I believe our own United Church of Christ is in for a very difficult struggle for the next generation. We are no longer a homogeneous church but exhibit a dizzying variety of folks, many who come from other religious traditions. The United Church of Christ means many different things to different people. There are many issues in contention among us at this time, including such core questions as what theology is appropriate for our church and what language shall we use to express our faith in liturgy and hymnody. Feelings about these issues are very strong. There seems little room for compromise between the opponents. Who will be the winners and the losers? A friend of mine who is a historian at Harvard tells me that the German Reformed Church, one of the predecessor bodies in the United Church of Christ, endured fierce debate over their liturgy in the 19th century, but somehow they stayed together. Can we stay together in covenant?

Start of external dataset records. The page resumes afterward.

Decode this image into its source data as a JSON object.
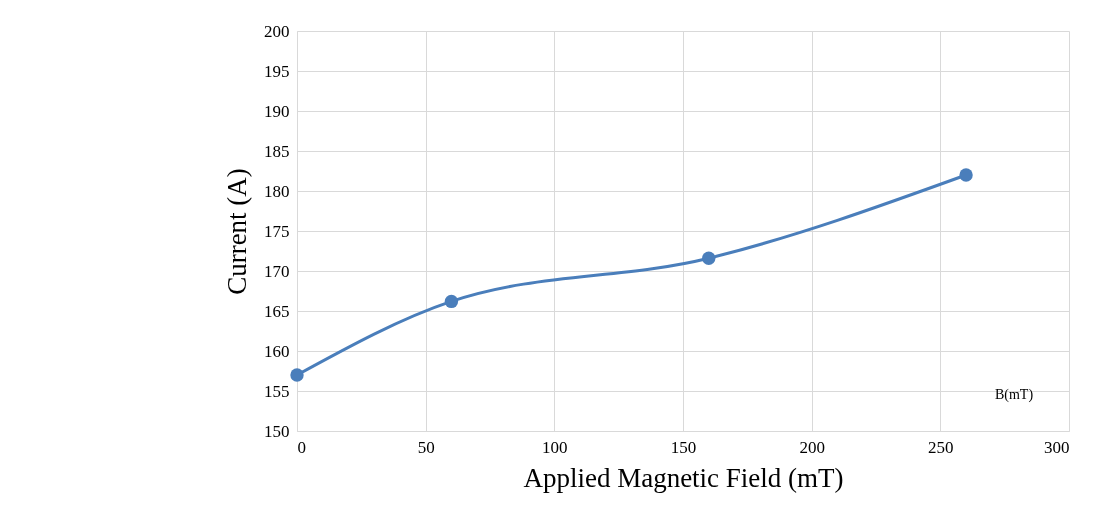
{
  "chart_data": {
    "type": "line",
    "xlabel": "Applied Magnetic Field (mT)",
    "ylabel": "Current (A)",
    "annotations": [
      "B(mT)"
    ],
    "x": [
      0,
      60,
      160,
      260
    ],
    "series": [
      {
        "color": "#4a7ebb",
        "values": [
          157,
          166.2,
          171.6,
          182
        ]
      }
    ],
    "xlim": [
      0,
      300
    ],
    "xticks": [
      0,
      50,
      100,
      150,
      200,
      250,
      300
    ],
    "ylim": [
      150,
      200
    ],
    "yticks": [
      150,
      155,
      160,
      165,
      170,
      175,
      180,
      185,
      190,
      195,
      200
    ],
    "grid": true,
    "marker": "circle",
    "line_style": "solid"
  }
}
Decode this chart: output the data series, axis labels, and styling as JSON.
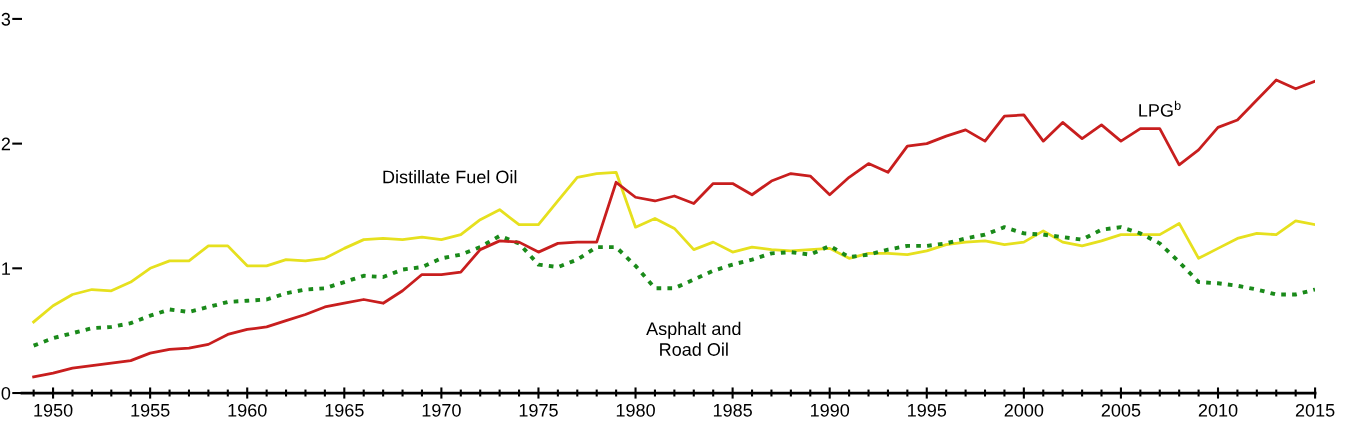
{
  "chart_data": {
    "type": "line",
    "x": [
      1949,
      1950,
      1951,
      1952,
      1953,
      1954,
      1955,
      1956,
      1957,
      1958,
      1959,
      1960,
      1961,
      1962,
      1963,
      1964,
      1965,
      1966,
      1967,
      1968,
      1969,
      1970,
      1971,
      1972,
      1973,
      1974,
      1975,
      1976,
      1977,
      1978,
      1979,
      1980,
      1981,
      1982,
      1983,
      1984,
      1985,
      1986,
      1987,
      1988,
      1989,
      1990,
      1991,
      1992,
      1993,
      1994,
      1995,
      1996,
      1997,
      1998,
      1999,
      2000,
      2001,
      2002,
      2003,
      2004,
      2005,
      2006,
      2007,
      2008,
      2009,
      2010,
      2011,
      2012,
      2013,
      2014,
      2015
    ],
    "series": [
      {
        "name": "Distillate Fuel Oil",
        "color": "#e6e01e",
        "line_style": "solid",
        "values": [
          0.57,
          0.7,
          0.79,
          0.83,
          0.82,
          0.89,
          1.0,
          1.06,
          1.06,
          1.18,
          1.18,
          1.02,
          1.02,
          1.07,
          1.06,
          1.08,
          1.16,
          1.23,
          1.24,
          1.23,
          1.25,
          1.23,
          1.27,
          1.39,
          1.47,
          1.35,
          1.35,
          1.54,
          1.73,
          1.76,
          1.77,
          1.33,
          1.4,
          1.32,
          1.15,
          1.21,
          1.13,
          1.17,
          1.15,
          1.14,
          1.15,
          1.16,
          1.08,
          1.12,
          1.12,
          1.11,
          1.14,
          1.19,
          1.21,
          1.22,
          1.19,
          1.21,
          1.3,
          1.21,
          1.18,
          1.22,
          1.27,
          1.27,
          1.27,
          1.36,
          1.08,
          1.16,
          1.24,
          1.28,
          1.27,
          1.38,
          1.35
        ]
      },
      {
        "name": "Asphalt and\nRoad Oil",
        "color": "#1a8a1a",
        "line_style": "dotted",
        "values": [
          0.38,
          0.44,
          0.48,
          0.52,
          0.53,
          0.56,
          0.62,
          0.67,
          0.65,
          0.69,
          0.73,
          0.74,
          0.75,
          0.8,
          0.83,
          0.84,
          0.89,
          0.94,
          0.93,
          0.99,
          1.01,
          1.08,
          1.11,
          1.17,
          1.26,
          1.2,
          1.03,
          1.01,
          1.07,
          1.17,
          1.17,
          1.02,
          0.84,
          0.84,
          0.91,
          0.98,
          1.03,
          1.07,
          1.12,
          1.13,
          1.11,
          1.18,
          1.09,
          1.11,
          1.15,
          1.18,
          1.18,
          1.2,
          1.24,
          1.27,
          1.33,
          1.28,
          1.27,
          1.25,
          1.23,
          1.31,
          1.33,
          1.28,
          1.2,
          1.05,
          0.89,
          0.88,
          0.86,
          0.83,
          0.79,
          0.79,
          0.83
        ]
      },
      {
        "name": "LPG$^{b}$",
        "color": "#c81e1e",
        "line_style": "solid",
        "values": [
          0.13,
          0.16,
          0.2,
          0.22,
          0.24,
          0.26,
          0.32,
          0.35,
          0.36,
          0.39,
          0.47,
          0.51,
          0.53,
          0.58,
          0.63,
          0.69,
          0.72,
          0.75,
          0.72,
          0.82,
          0.95,
          0.95,
          0.97,
          1.15,
          1.22,
          1.21,
          1.13,
          1.2,
          1.21,
          1.21,
          1.69,
          1.57,
          1.54,
          1.58,
          1.52,
          1.68,
          1.68,
          1.59,
          1.7,
          1.76,
          1.74,
          1.59,
          1.73,
          1.84,
          1.77,
          1.98,
          2.0,
          2.06,
          2.11,
          2.02,
          2.22,
          2.23,
          2.02,
          2.17,
          2.04,
          2.15,
          2.02,
          2.12,
          2.12,
          1.83,
          1.95,
          2.13,
          2.19,
          2.35,
          2.51,
          2.44,
          2.5
        ]
      }
    ],
    "xlim": [
      1948.4,
      2015
    ],
    "xticks": [
      1950,
      1955,
      1960,
      1965,
      1970,
      1975,
      1980,
      1985,
      1990,
      1995,
      2000,
      2005,
      2010,
      2015
    ],
    "ylim": [
      0,
      3
    ],
    "yticks": [
      0,
      1,
      2,
      3
    ],
    "grid": false,
    "legend": false,
    "marker": "none"
  }
}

From a human point of view, it seems doubtful. And yet, how can we be a voice and witness to reconciliation in our society, to schools and businesses, to our decaying cities and streets of wrath, to marriages and families in turmoil and children at risk if we cannot live among ourselves? How are we to be ambassadors of reconciliation if our own household is at enmity?

The challenge before us for the days ahead and for a long time to come is to be the church, to live in such a way that we are a living witness to the message of reconciliation that has been given to us. This means tolerating a fairly high level of conflict for a long time. It will test our faith. We will need the gifts that God's Spirit sends to the faithful. It will require that we tell the truth in love. It will require soul–searching and the capacity to give and accept forgiveness. In other words, it will mean being the church, which was never easy and isn't easy now.

Formerly we may have regarded some people as our enemies and opponents, and perhaps they are as the world sees it. But from now on we are to regard no one from a human point of view, because if we believe our own gospel then “by God” there is a new creation, the old has passed away, behold the new has come. So we entreat you, my brothers and sisters in Christ, by the power God gives you “be reconciled to God” and be the church, the community of the reconciled. And be the church as hard as that is and as long as it takes, which may be a long long time. Which is perhaps why, before Jesus left the disciples, he promised to be with us even to the end of the age. Amen.

(A sermon to the Berkshire Association, United Church of Christ, Annual Meeting on April 21, 1996, meeting at First Church of Christ (UCC) in Pittsfield, Massachusetts, where I was, at the time, the Pastor.)